C: 0.8 to 1.1% (% means mass%, hereinafter the same unless otherwise specified),
Si: 0.15 to 0.8%,
Mn: 0.1 to 1.0%,
Cr: 1.3-1.8%,
P: 0.05% or less (excluding 0%),
S: 0.015% or less (excluding 0%),
Al: 0.0002 to 0.005%,
Ca: 0.0002 to 0.0020%,
Ti: 0.0005 to 0.010%,
O: 0.0025% or less (excluding 0%)
The balance consists of iron and inevitable impurities,
Oxide inclusions with an inclusion size of 5 μm or more determined by the formula: (major axis × minor axis) ^1/2 existing in the cross section parallel to the rolling direction of the steel material after spheroidizing annealing and quenching / tempering . the average value of the Young's modulus and E _1, wherein when the average value of the Young's modulus of the matrix phase and E _2: Young's modulus ratio determined by the E ₁ / E ₂ is less than 0.5 ultra 1.5,
The average value of the aspect ratio of the oxide inclusions having a minor axis of 1 μm or more, which is present in a section parallel to the rolling direction of the steel material after spheroidizing annealing and quenching / tempering, is 3.0 or less.
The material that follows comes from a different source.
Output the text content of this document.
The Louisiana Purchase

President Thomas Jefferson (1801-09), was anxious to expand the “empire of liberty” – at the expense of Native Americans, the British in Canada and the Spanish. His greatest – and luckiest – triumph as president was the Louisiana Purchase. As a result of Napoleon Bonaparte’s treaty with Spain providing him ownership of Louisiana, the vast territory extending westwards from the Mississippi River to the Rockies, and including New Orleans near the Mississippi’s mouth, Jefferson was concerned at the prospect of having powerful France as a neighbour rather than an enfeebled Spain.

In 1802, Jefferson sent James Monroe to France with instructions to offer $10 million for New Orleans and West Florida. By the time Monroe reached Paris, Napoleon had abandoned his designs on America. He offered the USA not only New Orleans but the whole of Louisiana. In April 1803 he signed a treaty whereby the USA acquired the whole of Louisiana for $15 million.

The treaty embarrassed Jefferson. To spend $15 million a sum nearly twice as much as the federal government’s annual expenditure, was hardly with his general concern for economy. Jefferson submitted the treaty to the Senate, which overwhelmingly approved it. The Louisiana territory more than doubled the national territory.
Steel material for bearings with excellent rolling fatigue characteristics. The oxide inclusions minor diameter is more than 1μm contained in the steel, by mass% of the average composition,
CaO: 20 to 50%,
Al ₂ O ₃ : 20 to 50%,
And 20~57%,: SiO ₂
TiO ₂ : 3 to 10% and MgO: 3 to 10% any one or both,
The bearing steel according to claim 1, wherein the balance is made of impurities. Bearing component formed of steel bearing according to claim 1 or 2.